Permsuwan Unchalee, Sriuttha Pajaree, Tovikkai Chutwichai, Chotirosniramit Anon, Thepbunchonchai Asara, Junrungsee Sunhawit, Lapisatepun Worakitti, Chaiyabutr Kittipong, Srisuk Tharatip, Dilokthornsakul Piyameth
Department of Pharmaceutical Care, Faculty of Pharmacy, Chiang Mai University, Chiang Mai, Thailand.
Center for Medical and Health Technology Assessment (CM-HTA), Department of Pharmaceutical Care, Faculty of Pharmacy, Chiang Mai University, Chiang Mai, Thailand.
Adv Ther. 2025 Aug 22. doi: 10.1007/s12325-025-03341-1.
Post-hepatectomy liver failure (PHLF) remains a significant cause of morbidity and mortality following liver resections. Indocyanine green (ICG) clearance testing provides quantitative liver function assessment to improve perioperative risk stratification. However, its cost poses a concern in resource-limited settings like Thailand. This study aimed to evaluate the cost-utility and budget impact of adding ICG testing to standard diagnosis compared to standard diagnosis alone in patients undergoing first major hepatectomy.
A hybrid model combining a decision tree and Markov model was developed from a societal perspective over a lifetime horizon. Clinical data and cancer treatment costs were derived from 400 real-world patients admitted to four university hospitals. PHLF costs were sourced from the National Health Security Office and utility values were directly collected from patients admitted for major hepatectomy. Primary outcomes included total costs, life years, quality-adjusted life years (QALYs), and the incremental cost-effectiveness ratio (ICER). A 3% annual discount rate was applied. A variety of sensitivity analyses were conducted to test parameter uncertainty. A 5-year budget impact analysis was also performed from a payer's perspective, calculating the net budget impact (NBI) between both strategies.
Compared to standard diagnosis alone, adding ICG testing increased costs by 3600 Thai baht (THB) [102 US dollars ($)] and gained 0.001 QALYs, yielding an ICER of 2,763,973 THB/QALY ($78,321). The probability of cost-effectiveness at the ceiling threshold of 160,000 THB/QALY ($4,534) was 6.3%. The ICER would fall below this threshold if PHLF risk exceeded 10.1% or if ICG test cost decreased by at least 88%. The 5-year NBI was 39.5 million THB ($1.1 million), reduced by 47.3% with dose-sharing.

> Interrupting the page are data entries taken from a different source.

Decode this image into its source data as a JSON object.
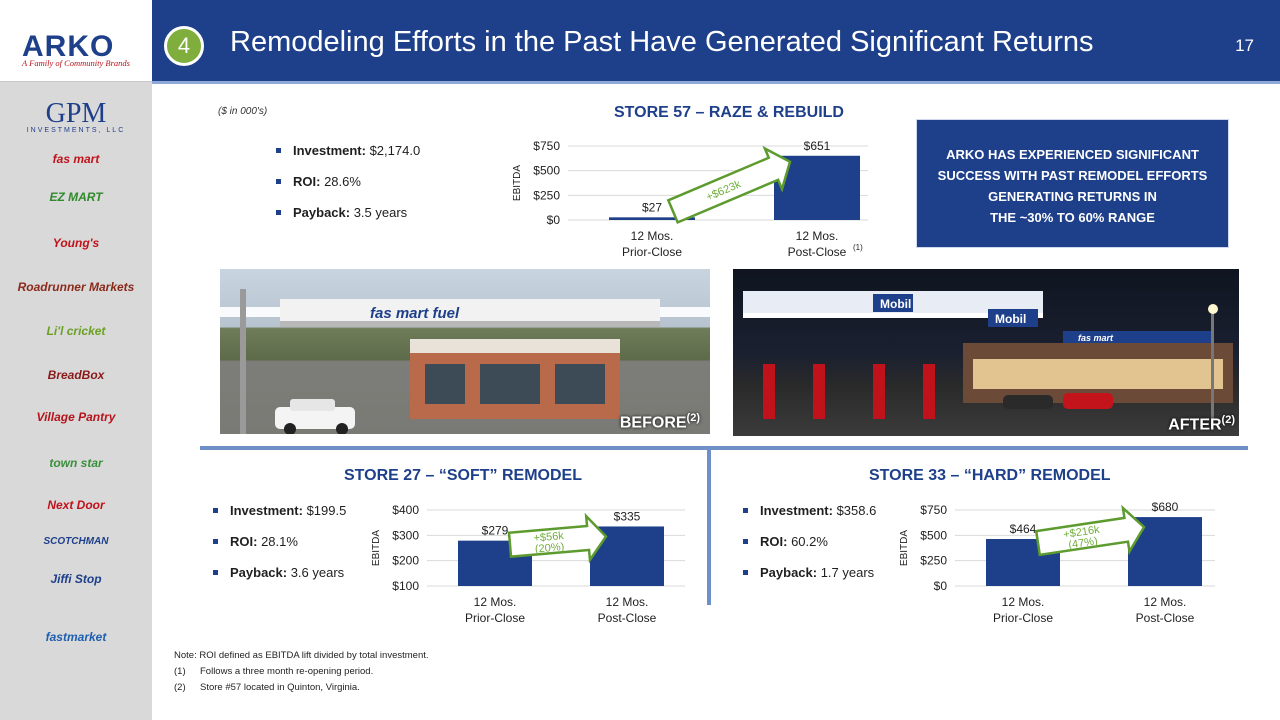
{
  "rail": {
    "logo": "ARKO",
    "tagline": "A Family of Community Brands",
    "brands": [
      {
        "name": "GPM",
        "sub": "INVESTMENTS, LLC"
      },
      {
        "name": "fas mart",
        "color": "#c0121b"
      },
      {
        "name": "EZ MART",
        "color": "#2f8a2c"
      },
      {
        "name": "Young's",
        "color": "#c0121b"
      },
      {
        "name": "Roadrunner Markets",
        "color": "#8a2a1a"
      },
      {
        "name": "Li'l cricket",
        "color": "#6aa123"
      },
      {
        "name": "BreadBox",
        "color": "#8a1a1a"
      },
      {
        "name": "Village Pantry",
        "color": "#b5141b"
      },
      {
        "name": "town star",
        "color": "#3a8f3a"
      },
      {
        "name": "Next Door",
        "color": "#c0121b"
      },
      {
        "name": "SCOTCHMAN",
        "color": "#1e3f8a"
      },
      {
        "name": "Jiffi Stop",
        "color": "#1e3f8a"
      },
      {
        "name": "fastmarket",
        "color": "#1e5fb0"
      }
    ]
  },
  "header": {
    "section_number": "4",
    "title": "Remodeling Efforts in the Past Have Generated Significant Returns",
    "page_number": "17"
  },
  "units_note": "($ in 000's)",
  "store57": {
    "investment_label": "Investment:",
    "investment_value": " $2,174.0",
    "roi_label": "ROI:",
    "roi_value": " 28.6%",
    "payback_label": "Payback:",
    "payback_value": " 3.5 years"
  },
  "store27": {
    "investment_label": "Investment:",
    "investment_value": " $199.5",
    "roi_label": "ROI:",
    "roi_value": " 28.1%",
    "payback_label": "Payback:",
    "payback_value": " 3.6 years"
  },
  "store33": {
    "investment_label": "Investment:",
    "investment_value": " $358.6",
    "roi_label": "ROI:",
    "roi_value": " 60.2%",
    "payback_label": "Payback:",
    "payback_value": " 1.7 years"
  },
  "callout": {
    "line1": "ARKO HAS EXPERIENCED SIGNIFICANT",
    "line2": "SUCCESS WITH PAST REMODEL EFFORTS",
    "line3": "GENERATING RETURNS IN",
    "line4": "THE ~30% TO 60% RANGE"
  },
  "photos": {
    "before_label": "BEFORE",
    "before_sup": "(2)",
    "after_label": "AFTER",
    "after_sup": "(2)",
    "before_sign": "fas mart fuel",
    "after_sign": "Mobil",
    "after_store_sign": "fas mart"
  },
  "notes": {
    "note": "Note:  ROI defined as EBITDA lift divided by total investment.",
    "n1_idx": "(1)",
    "n1": "Follows a three month re-opening period.",
    "n2_idx": "(2)",
    "n2": "Store #57 located in Quinton, Virginia."
  },
  "colors": {
    "brand_blue": "#1e3f8a",
    "badge_green": "#7fae3c",
    "arrow_green": "#5e9b2e",
    "divider": "#6f8fc8"
  },
  "chart_data": [
    {
      "type": "bar",
      "title": "STORE 57 – RAZE & REBUILD",
      "categories": [
        "12 Mos. Prior-Close",
        "12 Mos. Post-Close"
      ],
      "category_lines": [
        [
          "12 Mos.",
          "Prior-Close"
        ],
        [
          "12 Mos.",
          "Post-Close"
        ]
      ],
      "category_sup": [
        "",
        "(1)"
      ],
      "values": [
        27,
        651
      ],
      "value_labels": [
        "$27",
        "$651"
      ],
      "ylabel": "EBITDA",
      "ylim": [
        0,
        750
      ],
      "yticks": [
        0,
        250,
        500,
        750
      ],
      "ytick_labels": [
        "$0",
        "$250",
        "$500",
        "$750"
      ],
      "annotation": "+$623k",
      "grid": true,
      "bar_color": "#1e3f8a"
    },
    {
      "type": "bar",
      "title": "STORE 27 – “SOFT” REMODEL",
      "categories": [
        "12 Mos. Prior-Close",
        "12 Mos. Post-Close"
      ],
      "category_lines": [
        [
          "12 Mos.",
          "Prior-Close"
        ],
        [
          "12 Mos.",
          "Post-Close"
        ]
      ],
      "category_sup": [
        "",
        ""
      ],
      "values": [
        279,
        335
      ],
      "value_labels": [
        "$279",
        "$335"
      ],
      "ylabel": "EBITDA",
      "ylim": [
        100,
        400
      ],
      "yticks": [
        100,
        200,
        300,
        400
      ],
      "ytick_labels": [
        "$100",
        "$200",
        "$300",
        "$400"
      ],
      "annotation": "+$56k",
      "annotation2": "(20%)",
      "grid": true,
      "bar_color": "#1e3f8a"
    },
    {
      "type": "bar",
      "title": "STORE 33 – “HARD” REMODEL",
      "categories": [
        "12 Mos. Prior-Close",
        "12 Mos. Post-Close"
      ],
      "category_lines": [
        [
          "12 Mos.",
          "Prior-Close"
        ],
        [
          "12 Mos.",
          "Post-Close"
        ]
      ],
      "category_sup": [
        "",
        ""
      ],
      "values": [
        464,
        680
      ],
      "value_labels": [
        "$464",
        "$680"
      ],
      "ylabel": "EBITDA",
      "ylim": [
        0,
        750
      ],
      "yticks": [
        0,
        250,
        500,
        750
      ],
      "ytick_labels": [
        "$0",
        "$250",
        "$500",
        "$750"
      ],
      "annotation": "+$216k",
      "annotation2": "(47%)",
      "grid": true,
      "bar_color": "#1e3f8a"
    }
  ]
}
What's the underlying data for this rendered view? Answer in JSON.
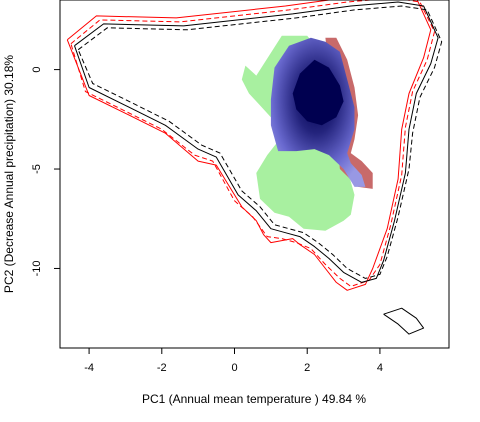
{
  "chart_data": {
    "type": "contour",
    "title": "",
    "xlabel": "PC1 (Annual mean temperature ) 49.84 %",
    "ylabel": "PC2 (Decrease Annual precipitation) 30.18%",
    "xlim": [
      -4.8,
      5.9
    ],
    "ylim": [
      -14.0,
      3.5
    ],
    "x_ticks": [
      -4,
      -2,
      0,
      2,
      4
    ],
    "y_ticks": [
      0,
      -5,
      -10
    ],
    "grid": false,
    "colors": {
      "niche_a": "#ff0000",
      "niche_b": "#000000",
      "only_a_area": "#a8f0a0",
      "only_b_area": "#c86a6a",
      "overlap_low": "#9090e0",
      "overlap_high": "#000050"
    },
    "series": [
      {
        "style": "solid",
        "color": "#ff0000",
        "x": [
          -4.6,
          -3.8,
          -1.6,
          1.4,
          3.0,
          4.3,
          5.0,
          5.4,
          5.2,
          4.8,
          4.6,
          4.5,
          4.2,
          3.8,
          3.6,
          3.1,
          2.8,
          2.5,
          2.2,
          1.8,
          1.6,
          1.3,
          1.0,
          0.8,
          0.6,
          0.2,
          -0.5,
          -1.0,
          -1.9,
          -3.0,
          -4.0,
          -4.6
        ],
        "y": [
          1.5,
          2.7,
          2.6,
          3.2,
          3.6,
          3.8,
          3.6,
          2.0,
          0.6,
          -1.2,
          -3.0,
          -5.5,
          -8.0,
          -10.0,
          -10.8,
          -11.1,
          -10.7,
          -10.0,
          -9.3,
          -8.8,
          -8.5,
          -8.6,
          -8.7,
          -8.3,
          -7.6,
          -6.9,
          -4.8,
          -4.6,
          -3.2,
          -2.2,
          -1.3,
          1.5
        ]
      },
      {
        "style": "dashed",
        "color": "#ff0000",
        "x": [
          -4.5,
          -3.7,
          -1.5,
          1.5,
          3.1,
          4.4,
          5.1,
          5.5,
          5.3,
          4.9,
          4.7,
          4.6,
          4.3,
          4.0,
          3.7,
          3.2,
          2.9,
          2.5,
          2.1,
          1.7,
          1.3,
          0.9,
          0.5,
          0.0,
          -0.6,
          -1.1,
          -2.0,
          -3.1,
          -4.1,
          -4.5
        ],
        "y": [
          1.3,
          2.5,
          2.4,
          3.0,
          3.4,
          3.6,
          3.4,
          1.9,
          0.5,
          -1.1,
          -2.9,
          -5.3,
          -7.8,
          -9.8,
          -10.6,
          -10.9,
          -10.5,
          -9.8,
          -9.0,
          -8.7,
          -8.5,
          -8.4,
          -7.4,
          -6.6,
          -4.6,
          -4.3,
          -3.0,
          -2.0,
          -1.1,
          1.3
        ]
      },
      {
        "style": "solid",
        "color": "#000000",
        "x": [
          -4.4,
          -3.6,
          -1.4,
          1.6,
          3.2,
          4.5,
          5.2,
          5.6,
          5.4,
          5.0,
          4.8,
          4.7,
          4.4,
          4.1,
          3.9,
          3.5,
          3.0,
          2.6,
          2.2,
          1.8,
          1.4,
          1.0,
          0.6,
          0.1,
          -0.5,
          -1.0,
          -1.9,
          -3.0,
          -4.0,
          -4.4
        ],
        "y": [
          1.2,
          2.3,
          2.2,
          2.8,
          3.2,
          3.4,
          3.2,
          1.6,
          0.3,
          -1.2,
          -3.0,
          -5.2,
          -7.6,
          -9.6,
          -10.5,
          -10.7,
          -10.2,
          -9.5,
          -8.9,
          -8.4,
          -8.2,
          -8.0,
          -7.1,
          -6.3,
          -4.4,
          -4.0,
          -2.8,
          -1.8,
          -0.9,
          1.2
        ]
      },
      {
        "style": "dashed",
        "color": "#000000",
        "x": [
          -4.3,
          -3.5,
          -1.3,
          1.7,
          3.3,
          4.6,
          5.3,
          5.7,
          5.5,
          5.1,
          4.9,
          4.8,
          4.5,
          4.2,
          4.0,
          3.6,
          3.1,
          2.7,
          2.3,
          1.9,
          1.5,
          1.1,
          0.7,
          0.2,
          -0.4,
          -0.9,
          -1.8,
          -2.9,
          -3.9,
          -4.3
        ],
        "y": [
          1.0,
          2.1,
          2.0,
          2.6,
          3.0,
          3.2,
          3.0,
          1.4,
          0.1,
          -1.4,
          -3.2,
          -5.0,
          -7.4,
          -9.4,
          -10.3,
          -10.5,
          -10.0,
          -9.3,
          -8.7,
          -8.2,
          -8.0,
          -7.8,
          -6.9,
          -6.1,
          -4.2,
          -3.8,
          -2.6,
          -1.6,
          -0.7,
          1.0
        ]
      },
      {
        "style": "solid",
        "color": "#000000",
        "x": [
          4.1,
          4.6,
          5.0,
          5.2,
          4.8,
          4.5,
          4.1
        ],
        "y": [
          -12.3,
          -12.0,
          -12.5,
          -13.0,
          -13.3,
          -12.8,
          -12.3
        ]
      }
    ],
    "filled_regions": [
      {
        "layer": "only_a_area",
        "x": [
          0.6,
          1.3,
          2.0,
          2.4,
          2.6,
          2.8,
          3.1,
          3.3,
          3.2,
          3.0,
          2.5,
          1.9,
          1.5,
          1.1,
          0.7,
          0.6,
          0.9,
          1.2,
          1.1,
          0.7,
          0.4,
          0.2,
          0.3,
          0.6
        ],
        "y": [
          -0.3,
          1.7,
          1.7,
          0.8,
          -1.0,
          -3.0,
          -5.0,
          -6.3,
          -7.3,
          -7.6,
          -8.1,
          -8.0,
          -7.4,
          -7.2,
          -6.5,
          -5.2,
          -4.3,
          -3.6,
          -2.6,
          -1.8,
          -1.2,
          -0.5,
          0.2,
          -0.3
        ]
      },
      {
        "layer": "only_b_area",
        "x": [
          2.1,
          2.8,
          3.1,
          3.3,
          3.4,
          3.3,
          3.2,
          3.5,
          3.8,
          3.8,
          3.4,
          2.9,
          2.5
        ],
        "y": [
          1.6,
          1.6,
          0.5,
          -0.9,
          -2.3,
          -3.5,
          -4.2,
          -4.6,
          -5.2,
          -6.0,
          -5.9,
          -5.0,
          1.6
        ]
      },
      {
        "layer": "overlap_low",
        "x": [
          2.1,
          2.5,
          2.9,
          3.1,
          3.3,
          3.3,
          3.2,
          3.1,
          3.2,
          3.5,
          3.6,
          3.3,
          3.0,
          2.6,
          2.2,
          1.7,
          1.2,
          1.0,
          1.0,
          1.1,
          1.5
        ],
        "y": [
          1.6,
          1.4,
          0.9,
          -0.5,
          -1.9,
          -3.0,
          -3.6,
          -4.2,
          -4.7,
          -5.3,
          -5.9,
          -5.9,
          -5.0,
          -4.3,
          -4.0,
          -4.1,
          -4.1,
          -2.8,
          -1.5,
          0.1,
          1.2
        ]
      },
      {
        "layer": "overlap_high",
        "x": [
          2.2,
          2.6,
          2.9,
          3.0,
          2.8,
          2.4,
          2.0,
          1.7,
          1.6,
          1.8
        ],
        "y": [
          0.5,
          0.1,
          -0.8,
          -1.6,
          -2.4,
          -2.8,
          -2.6,
          -2.0,
          -1.2,
          -0.2
        ]
      }
    ]
  }
}
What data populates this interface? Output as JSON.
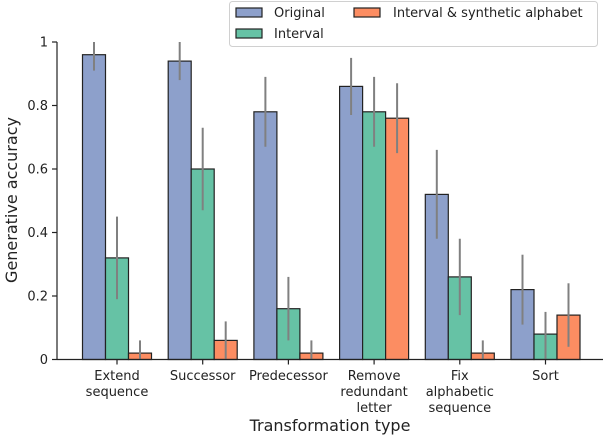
{
  "chart_data": {
    "type": "bar",
    "title": "",
    "xlabel": "Transformation type",
    "ylabel": "Generative accuracy",
    "ylim": [
      0,
      1
    ],
    "yticks": [
      0,
      0.2,
      0.4,
      0.6,
      0.8,
      1
    ],
    "ytick_labels": [
      "0",
      "0.2",
      "0.4",
      "0.6",
      "0.8",
      "1"
    ],
    "grid": false,
    "legend_position": "top-right",
    "categories": [
      [
        "Extend",
        "sequence"
      ],
      [
        "Successor"
      ],
      [
        "Predecessor"
      ],
      [
        "Remove",
        "redundant",
        "letter"
      ],
      [
        "Fix",
        "alphabetic",
        "sequence"
      ],
      [
        "Sort"
      ]
    ],
    "series": [
      {
        "name": "Original",
        "color": "#8da0cb",
        "values": [
          0.96,
          0.94,
          0.78,
          0.86,
          0.52,
          0.22
        ],
        "err_low": [
          0.91,
          0.88,
          0.67,
          0.77,
          0.38,
          0.11
        ],
        "err_high": [
          1.0,
          1.0,
          0.89,
          0.95,
          0.66,
          0.33
        ]
      },
      {
        "name": "Interval",
        "color": "#66c2a5",
        "values": [
          0.32,
          0.6,
          0.16,
          0.78,
          0.26,
          0.08
        ],
        "err_low": [
          0.19,
          0.47,
          0.06,
          0.67,
          0.14,
          0.0
        ],
        "err_high": [
          0.45,
          0.73,
          0.26,
          0.89,
          0.38,
          0.15
        ]
      },
      {
        "name": "Interval & synthetic alphabet",
        "color": "#fc8d62",
        "values": [
          0.02,
          0.06,
          0.02,
          0.76,
          0.02,
          0.14
        ],
        "err_low": [
          0.0,
          0.0,
          0.0,
          0.65,
          0.0,
          0.04
        ],
        "err_high": [
          0.06,
          0.12,
          0.06,
          0.87,
          0.06,
          0.24
        ]
      }
    ],
    "error_bar_color": "#808080"
  }
}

Although not cost-effective at current thresholds, ICG reduces PHLF-related costs and maintains an acceptable NBI per year.
肝切除术后肝衰竭(PHLF)仍是肝切除术后发病和死亡的重要原因。吲哚菁绿(ICG)清除试验可提供定量肝功能评估,以改善围手术期风险分层。然而,在泰国等资源有限的地区,其成本令人担忧。本研究旨在评估在接受首次大肝切除术的患者中,与单纯标准诊断相比,增加ICG检测的成本效益和预算影响。
从社会角度出发,在终身范围内开发了一种结合决策树和马尔可夫模型的混合模型。临床数据和癌症治疗成本来自四家大学医院收治的400例真实世界患者。PHLF成本来自国家卫生安全办公室,效用值直接从接受大肝切除术的患者中收集。主要结局包括总成本、生命年、质量调整生命年(QALY)和增量成本效益比(ICER)。采用3%的年贴现率。进行了各种敏感性分析以测试参数不确定性。还从支付方的角度进行了为期5年的预算影响分析,计算了两种策略之间的净预算影响(NBI)。
与单纯标准诊断相比,增加ICG检测使成本增加了3600泰铢(102美元),获得了0.001个QALY,ICER为2763973泰铢/QALY(78321美元)。在160000泰铢/QALY(4534美元)的上限阈值下具有成本效益的概率为6.3%。如果PHLF风险超过10.1%或ICG检测成本至少降低88%,ICER将低于该阈值。5年NBI为3950万泰铢(110万美元),通过剂量分摊可降低47.3%。
尽管在当前阈值下不具有成本效益,但ICG可降低与PHLF相关的成本,并保持每年可接受的NBI。